Residualmacht
Was nicht verteilt werden kann.
Ein Kollaborativ erkennt an, dass Macht nie vollständig verschwindet. Auch wenn Entscheidungen verteilt werden, bleiben Restzuständigkeiten, Notfallbefugnisse und rechtliche Verantwortlichkeiten.
Diese verbleibende Macht kann man als Residualmacht verstehen. Sie liegt häufig bei der Geschäftsleitung, bei gesetzlichen Organen, bei Eigentümer:innen oder bei Rollen, die in Krisen handlungsfähig bleiben müssen.
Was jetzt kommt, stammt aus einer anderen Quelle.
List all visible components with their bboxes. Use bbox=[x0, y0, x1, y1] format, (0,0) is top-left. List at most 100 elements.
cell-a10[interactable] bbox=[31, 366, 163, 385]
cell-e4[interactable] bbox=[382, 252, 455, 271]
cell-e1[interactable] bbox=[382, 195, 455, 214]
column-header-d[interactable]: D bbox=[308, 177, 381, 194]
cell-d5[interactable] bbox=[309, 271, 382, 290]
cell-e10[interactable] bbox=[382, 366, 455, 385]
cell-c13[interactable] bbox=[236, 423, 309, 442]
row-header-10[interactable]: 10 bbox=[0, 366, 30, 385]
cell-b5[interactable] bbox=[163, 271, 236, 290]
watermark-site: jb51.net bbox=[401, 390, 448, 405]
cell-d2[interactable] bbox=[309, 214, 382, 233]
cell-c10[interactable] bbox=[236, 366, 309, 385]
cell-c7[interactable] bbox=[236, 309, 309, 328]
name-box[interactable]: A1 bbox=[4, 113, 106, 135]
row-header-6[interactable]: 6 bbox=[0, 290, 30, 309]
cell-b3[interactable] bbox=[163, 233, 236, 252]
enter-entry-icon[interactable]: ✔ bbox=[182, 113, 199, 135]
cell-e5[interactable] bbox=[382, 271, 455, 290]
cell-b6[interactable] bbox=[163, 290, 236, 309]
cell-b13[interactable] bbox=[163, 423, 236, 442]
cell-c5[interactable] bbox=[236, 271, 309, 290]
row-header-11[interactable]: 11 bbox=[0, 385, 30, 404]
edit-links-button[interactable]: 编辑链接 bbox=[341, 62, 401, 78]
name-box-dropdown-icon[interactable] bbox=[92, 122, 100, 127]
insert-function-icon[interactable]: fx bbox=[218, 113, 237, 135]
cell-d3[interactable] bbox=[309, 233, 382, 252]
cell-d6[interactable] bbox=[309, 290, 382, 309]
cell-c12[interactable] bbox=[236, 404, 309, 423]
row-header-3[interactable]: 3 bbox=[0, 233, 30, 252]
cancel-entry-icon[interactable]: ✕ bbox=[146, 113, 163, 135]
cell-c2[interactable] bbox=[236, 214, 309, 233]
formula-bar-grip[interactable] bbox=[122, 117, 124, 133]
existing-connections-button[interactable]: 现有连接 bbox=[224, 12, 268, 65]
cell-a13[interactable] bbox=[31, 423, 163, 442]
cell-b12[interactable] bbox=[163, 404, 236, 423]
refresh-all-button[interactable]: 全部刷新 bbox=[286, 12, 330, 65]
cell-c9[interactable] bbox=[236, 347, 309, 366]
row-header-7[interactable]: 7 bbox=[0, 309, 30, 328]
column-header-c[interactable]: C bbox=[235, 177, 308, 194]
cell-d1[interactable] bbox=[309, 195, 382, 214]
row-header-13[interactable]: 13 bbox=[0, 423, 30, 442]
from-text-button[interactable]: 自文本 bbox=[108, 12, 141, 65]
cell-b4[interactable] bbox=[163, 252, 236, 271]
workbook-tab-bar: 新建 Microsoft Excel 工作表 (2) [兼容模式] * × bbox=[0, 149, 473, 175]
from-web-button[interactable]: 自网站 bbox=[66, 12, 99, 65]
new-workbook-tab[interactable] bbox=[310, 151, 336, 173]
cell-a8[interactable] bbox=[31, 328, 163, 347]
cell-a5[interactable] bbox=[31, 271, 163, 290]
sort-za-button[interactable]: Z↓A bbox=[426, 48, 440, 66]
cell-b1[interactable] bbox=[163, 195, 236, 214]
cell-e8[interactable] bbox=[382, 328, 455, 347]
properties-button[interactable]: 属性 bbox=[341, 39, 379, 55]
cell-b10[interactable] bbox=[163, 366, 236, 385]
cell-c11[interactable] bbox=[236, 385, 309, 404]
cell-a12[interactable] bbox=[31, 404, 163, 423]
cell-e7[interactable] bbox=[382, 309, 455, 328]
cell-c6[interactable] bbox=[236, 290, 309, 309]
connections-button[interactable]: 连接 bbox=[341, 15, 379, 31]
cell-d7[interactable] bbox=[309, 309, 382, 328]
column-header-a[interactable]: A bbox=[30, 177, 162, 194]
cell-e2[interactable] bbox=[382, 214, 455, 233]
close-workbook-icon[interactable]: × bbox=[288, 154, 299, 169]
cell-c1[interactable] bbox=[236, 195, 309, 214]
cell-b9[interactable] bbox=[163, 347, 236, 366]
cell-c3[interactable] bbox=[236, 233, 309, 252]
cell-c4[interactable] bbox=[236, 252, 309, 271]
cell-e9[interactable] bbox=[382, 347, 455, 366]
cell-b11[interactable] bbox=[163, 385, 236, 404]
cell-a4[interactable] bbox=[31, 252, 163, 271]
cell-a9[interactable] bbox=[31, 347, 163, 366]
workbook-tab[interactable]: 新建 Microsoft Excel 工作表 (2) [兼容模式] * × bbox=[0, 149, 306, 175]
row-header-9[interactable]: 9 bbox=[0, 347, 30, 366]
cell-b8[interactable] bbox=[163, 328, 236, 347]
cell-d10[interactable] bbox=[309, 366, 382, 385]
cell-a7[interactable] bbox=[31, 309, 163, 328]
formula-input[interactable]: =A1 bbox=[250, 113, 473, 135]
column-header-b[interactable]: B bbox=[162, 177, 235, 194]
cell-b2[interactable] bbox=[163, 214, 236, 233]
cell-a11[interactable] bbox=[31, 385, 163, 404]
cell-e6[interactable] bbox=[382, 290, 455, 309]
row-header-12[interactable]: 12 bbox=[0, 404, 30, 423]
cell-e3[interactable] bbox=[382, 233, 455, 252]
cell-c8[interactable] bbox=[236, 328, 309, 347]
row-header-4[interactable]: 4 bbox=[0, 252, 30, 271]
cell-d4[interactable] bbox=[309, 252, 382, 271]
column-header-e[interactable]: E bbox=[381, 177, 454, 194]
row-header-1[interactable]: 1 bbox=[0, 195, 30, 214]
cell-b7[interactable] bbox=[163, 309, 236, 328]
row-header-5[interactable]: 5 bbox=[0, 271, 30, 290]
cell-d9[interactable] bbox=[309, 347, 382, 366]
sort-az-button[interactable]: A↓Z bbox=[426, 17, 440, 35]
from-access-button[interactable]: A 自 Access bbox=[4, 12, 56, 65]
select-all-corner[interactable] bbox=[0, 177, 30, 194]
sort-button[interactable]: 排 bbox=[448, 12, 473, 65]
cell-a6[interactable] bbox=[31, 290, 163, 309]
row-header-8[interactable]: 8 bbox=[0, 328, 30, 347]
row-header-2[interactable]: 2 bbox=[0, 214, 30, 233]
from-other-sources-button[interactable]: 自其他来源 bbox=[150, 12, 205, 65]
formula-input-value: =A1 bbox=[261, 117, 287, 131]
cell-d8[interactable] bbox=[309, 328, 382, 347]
Der Fehler vieler selbstorganisierter Modelle besteht darin, diese Restmacht zu verdrängen. Man spricht von Augenhöhe und verteilter Führung, aber im Ernstfall entscheidet doch jemand informell durch. Dadurch entsteht Misstrauen. Die Organisation erlebt, dass die schöne Governance nur gilt, solange es nicht schwierig wird.
Das Kollaborativ geht anders damit um. Es fragt:
Welche Macht bleibt aus rechtlichen Gründen bei bestimmten Organen?
Welche Entscheidungen dürfen nicht vollständig dezentralisiert werden?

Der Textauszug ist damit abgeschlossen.